These are the following rhbz's (which are also cloned for OSP15, OSP14, and OSP13) that could be added as dependencies for this rhbz:

--before: https://bugzilla.redhat.com/show_bug.cgi?id=1749382
--all-cells: https://bugzilla.redhat.com/show_bug.cgi?id=1703091

Also, I had just opened this rhbz to add the --all-cells option to our cron jobs yesterday:

https://bugzilla.redhat.com/show_bug.cgi?id=1778905

and I think you could probably close it ^ as a duplicate of this rhbz and let Paras know as he should be the QE contact here, I think.

Comment 4 Martin Schuppert 2019-12-04 09:20:26 UTC
*** Bug 1778905 has been marked as a duplicate of this bug. ***

Comment 12 Alex McLeod 2020-02-19 12:39:27 UTC
If this bug requires doc text for errata release, please set the 'Doc Type' and provide draft text according to the template in the 'Doc Text' field.
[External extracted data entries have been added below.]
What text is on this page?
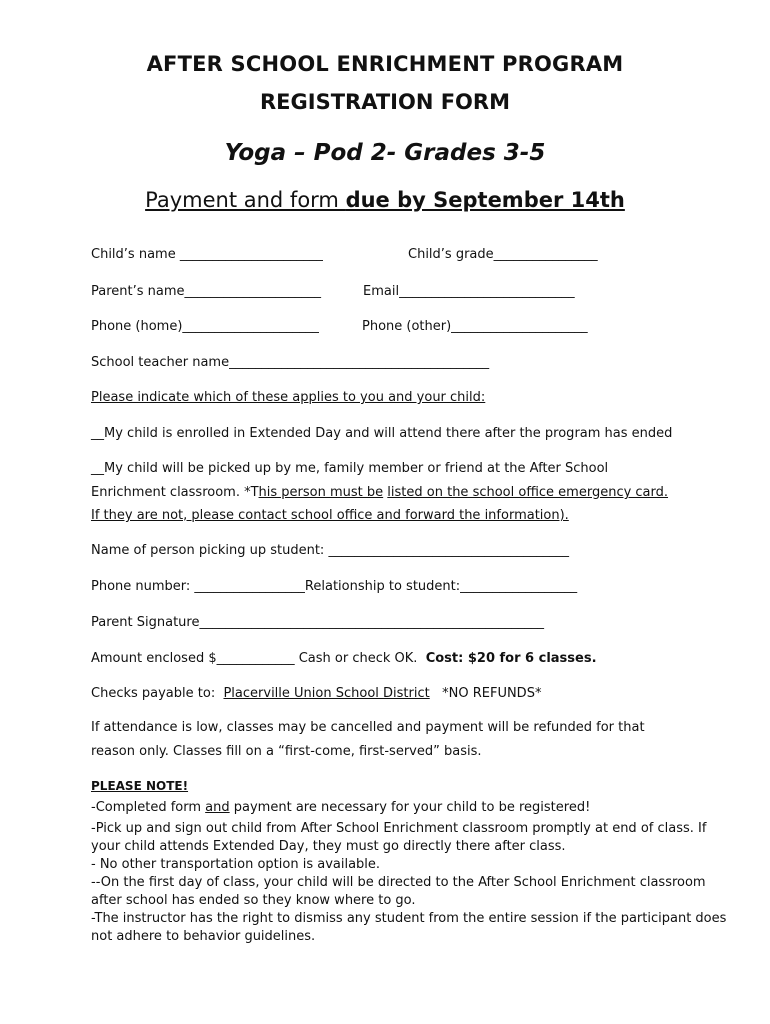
AFTER SCHOOL ENRICHMENT PROGRAM
REGISTRATION FORM
Yoga – Pod 2- Grades 3-5
Payment and form due by September 14th
Child’s name ______________________	Child’s grade________________
Parent’s name_____________________	Email___________________________
Phone (home)_____________________	Phone (other)_____________________
School teacher name________________________________________
Please indicate which of these applies to you and your child:
__My child is enrolled in Extended Day and will attend there after the program has ended
__My child will be picked up by me, family member or friend at the After School
Enrichment classroom. *This person must be listed on the school office emergency card.
If they are not, please contact school office and forward the information).
Name of person picking up student: _____________________________________
Phone number: _________________Relationship to student:__________________
Parent Signature_____________________________________________________
Amount enclosed $____________ Cash or check OK. Cost: $20 for 6 classes.
Checks payable to: Placerville Union School District *NO REFUNDS*
If attendance is low, classes may be cancelled and payment will be refunded for that
reason only. Classes fill on a “first-come, first-served” basis.
PLEASE NOTE!
-Completed form and payment are necessary for your child to be registered!
-Pick up and sign out child from After School Enrichment classroom promptly at end of class. If
your child attends Extended Day, they must go directly there after class.
- No other transportation option is available.
--On the first day of class, your child will be directed to the After School Enrichment classroom
after school has ended so they know where to go.
-The instructor has the right to dismiss any student from the entire session if the participant does
not adhere to behavior guidelines.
The documentation team will review, edit, and approve the text.

If this bug does not require doc text, please set the 'requires_doc_text' flag to '-'.

Comment 15 errata-xmlrpc 2020-03-03 09:45:05 UTC
Since the problem described in this bug report should be
resolved in a recent advisory, it has been closed with a
resolution of ERRATA.

For information on the advisory, and where to find the updated
files, follow the link below.

If the solution does not work for you, open a new bug report.

https://access.redhat.com/errata/RHBA-2020:0655